The University of East London has become the newest resident of the Eastbury Manor House. Thanks to the collaboration between UEL and Eastbury Manor House, the students of Arts, Technologies and Innovations can now exhibit their work at a new location. The UEL students now have opportunities throughout the year to collaborate the Manor House and explore the concept of “Nature Of Places” to base their projects on, while expanding their horizons of their skills. Also, this programme allows students, as well as the locals, to discuss their opinions on heritage and where it stands in the community. “The collaboration aims to promote a commitment to civic engagement by establishing a team of bridge builders that can transcend the boundaries between the academy and the local community. The mission of the team is to deploy a series of innovative pedagogic Art and Design projects that investigate and explore the themes and strategies of 'Place Making' in and around Eastbury Manor. This will enable Art & Design professionals, local industry and our students; to foster powerful real-world community connections, develop employability skills and nurture relationships to engender active citizenship enabling vital civil democracy.​” - Dr Garry Doherty, UEL Atelier Project Manager On Wednesday 7th March, a new exhibition began at the Manor House residency. This new showcase consisted of a series of exhibitions, which occupied a series of rooms and outside spaces within the manor. The reception hosted many guests from the University and anyone else interested in attending.

In one of the said rooms, our reporters found themselves in an installation of a sculpture which was titled ‘Dying Forêst’. This part of the exhibition was inspired by the destruction of nature caused by the human race.

This room, ‘Dying Forest', consisted of abandoned Christmas trees that were saved from the streets of London and brought back together into the room to mimic a real Forrest-like atmosphere. The whole point of this was to present the social questions and cultural consumption:

“As you squeeze between the trees needles drop all around you and you realise that the trees are dead and forgotten. A mass grave of formerly living things, killed for short-lived human entertainment”

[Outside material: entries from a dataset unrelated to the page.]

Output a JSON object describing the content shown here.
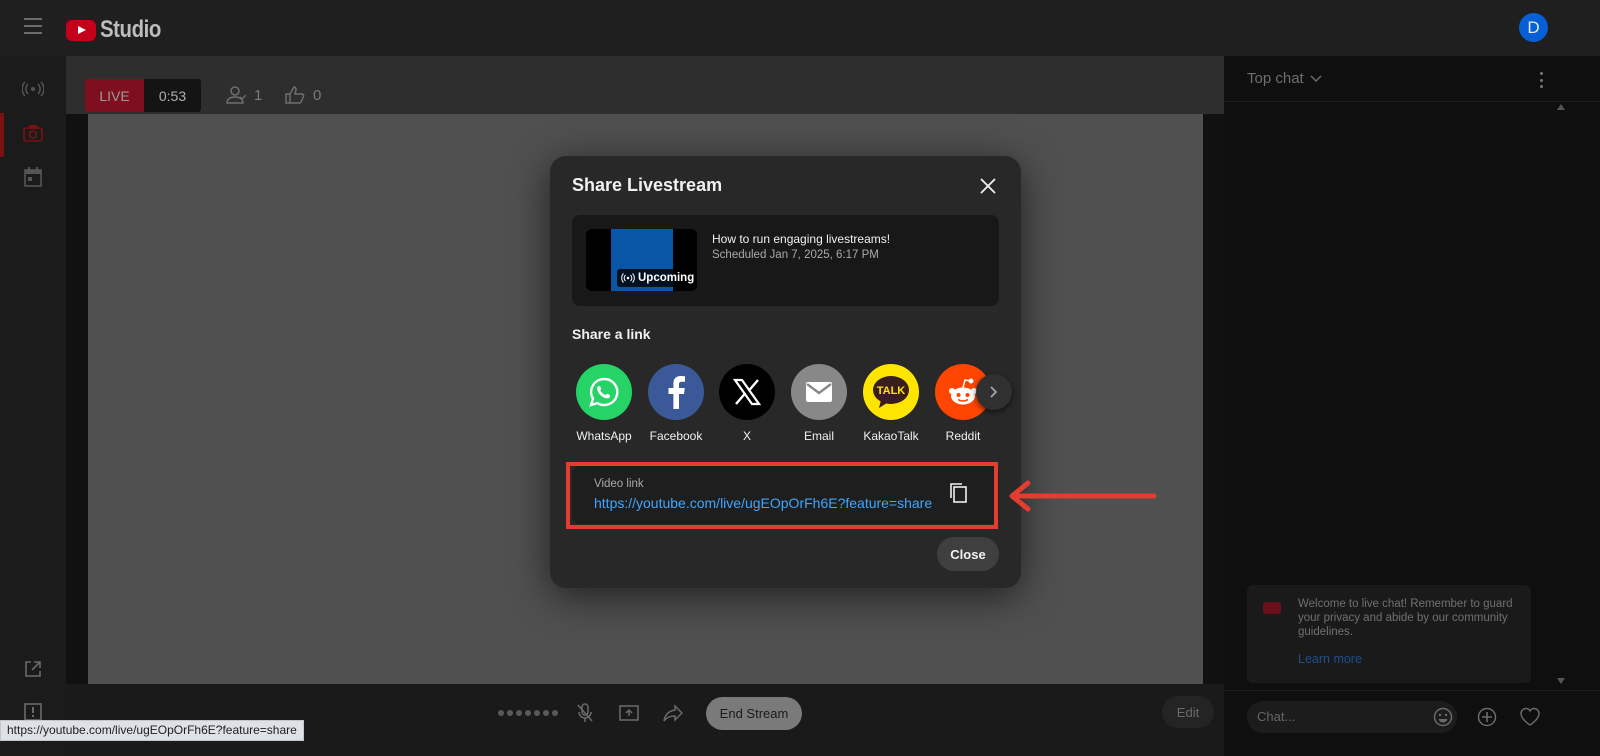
{
  "app": {
    "logo_text": "Studio",
    "avatar_letter": "D"
  },
  "live": {
    "badge": "LIVE",
    "elapsed": "0:53",
    "viewers": "1",
    "likes": "0"
  },
  "chat": {
    "title": "Top chat",
    "welcome_text": "Welcome to live chat! Remember to guard your privacy and abide by our community guidelines.",
    "learn_more": "Learn more",
    "input_placeholder": "Chat..."
  },
  "controls": {
    "end_stream": "End Stream",
    "edit": "Edit"
  },
  "modal": {
    "title": "Share Livestream",
    "video": {
      "title": "How to run engaging livestreams!",
      "scheduled": "Scheduled Jan 7, 2025, 6:17 PM",
      "badge": "Upcoming"
    },
    "share_label": "Share a link",
    "targets": [
      {
        "name": "WhatsApp",
        "color": "#25d366",
        "icon": "whatsapp-icon"
      },
      {
        "name": "Facebook",
        "color": "#3b5998",
        "icon": "facebook-icon"
      },
      {
        "name": "X",
        "color": "#000000",
        "icon": "x-icon"
      },
      {
        "name": "Email",
        "color": "#888888",
        "icon": "email-icon"
      },
      {
        "name": "KakaoTalk",
        "color": "#fee500",
        "icon": "kakaotalk-icon"
      },
      {
        "name": "Reddit",
        "color": "#ff4500",
        "icon": "reddit-icon"
      }
    ],
    "link_label": "Video link",
    "link_url": "https://youtube.com/live/ugEOpOrFh6E?feature=share",
    "close": "Close"
  },
  "status_bar": {
    "url": "https://youtube.com/live/ugEOpOrFh6E?feature=share"
  },
  "colors": {
    "annotation": "#e43d30",
    "link": "#3ea6ff",
    "live": "#cc0000"
  }
}
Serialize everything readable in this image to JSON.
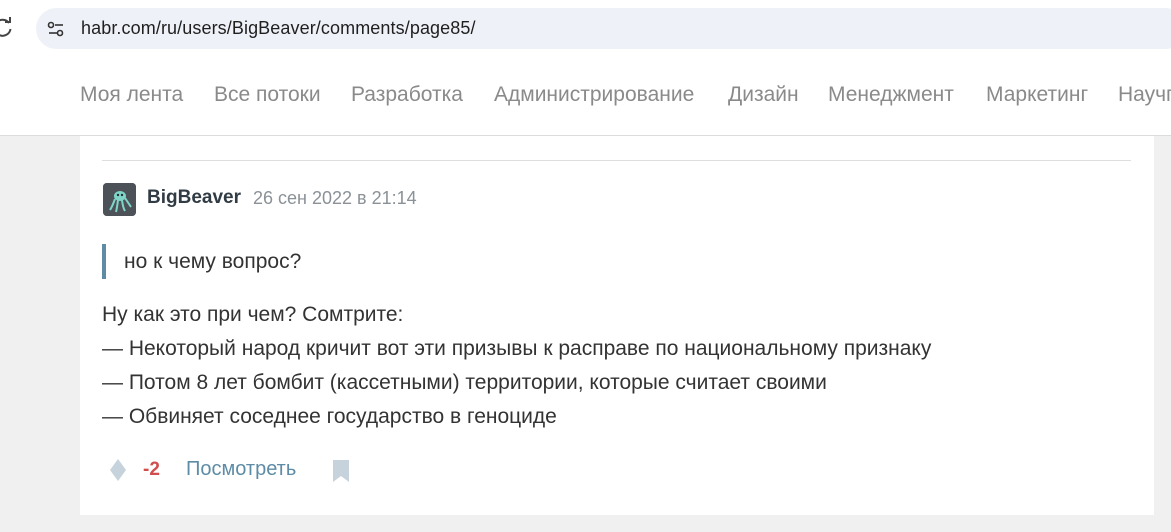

Samuel Zealey’s sculpture re-assessed the connection between architecture and the natural world. This relationship illustrates a much more evocative ‘public art’ which embodies the spirit, meaning and purpose of art in the first place.

The next room presented a various mixture of sculptural and film installations This room was organised by Simona Pesce Linger to celebrate the liberation of women. It also marked the 100th anniversary of the women’s vote. This work is part of the year long project which is called ‘Her Story' from the council of Barking and Dagenham. This project celebrated the democratic milestone and the fight for equality, and more importantly, it also acknowledged the women that are making major changes in the world, as well as our community, even now.

Through a number of sculptural and film installations, this part of the exhibition explored the themes of inequality and disproportionate discrimination against female artists and how they continue to face these obstacles in the art world even now. The National Museum report on gender disparity shows 65-70% of art students are female. However, women, on average, make up less than 30% of artists shown in public galleries.

“We must Linger on the memory, but also Linger on our strength to change attitudes around the world.”

The third room was called ‘A Memory Of Place’ which acquired the works from a team of people that lead the of Foundation Architecture & Design students and tutors. They have led some of the workshops that have developed analytical processes like; surveying the space, observing its historic residue in terms of sensing its atmosphere, texture, smells, light conditions and the material evidence that describes layers of physical history.

This enabled the experience of the historic nature of the site, being constructed into a visual narrative that demonstrated how important heritage writhing the Eastbury Manor House is. Many of the students found bits and pieces of themselves in each room as each of the themes in the rooms were very inspiring in terms of details like; material, textures of wear, signs of repair and aging. All the students observed the elements very carefully and drew it to scale 1:1 into econometric drawing in order to reveal “A Sense of Place”

The last room was titled ‘This Must be The Place’. This room mapped the historic territories of Eastbury Manor and this was presented by walking the various footpaths, pathways, passages, underpasses and bridges which can be found hidden in the commonplace. Rob Reed’s paintings illustrated this sense of tranquillity from the environment and how that had an effects on humanity.

The resonance of this historic site was built upon each other in unrealized typologies which can sometimes perplex people even in the present. His project identified all these lost spaces, questioning their need to be valued into a contemporary communal plan.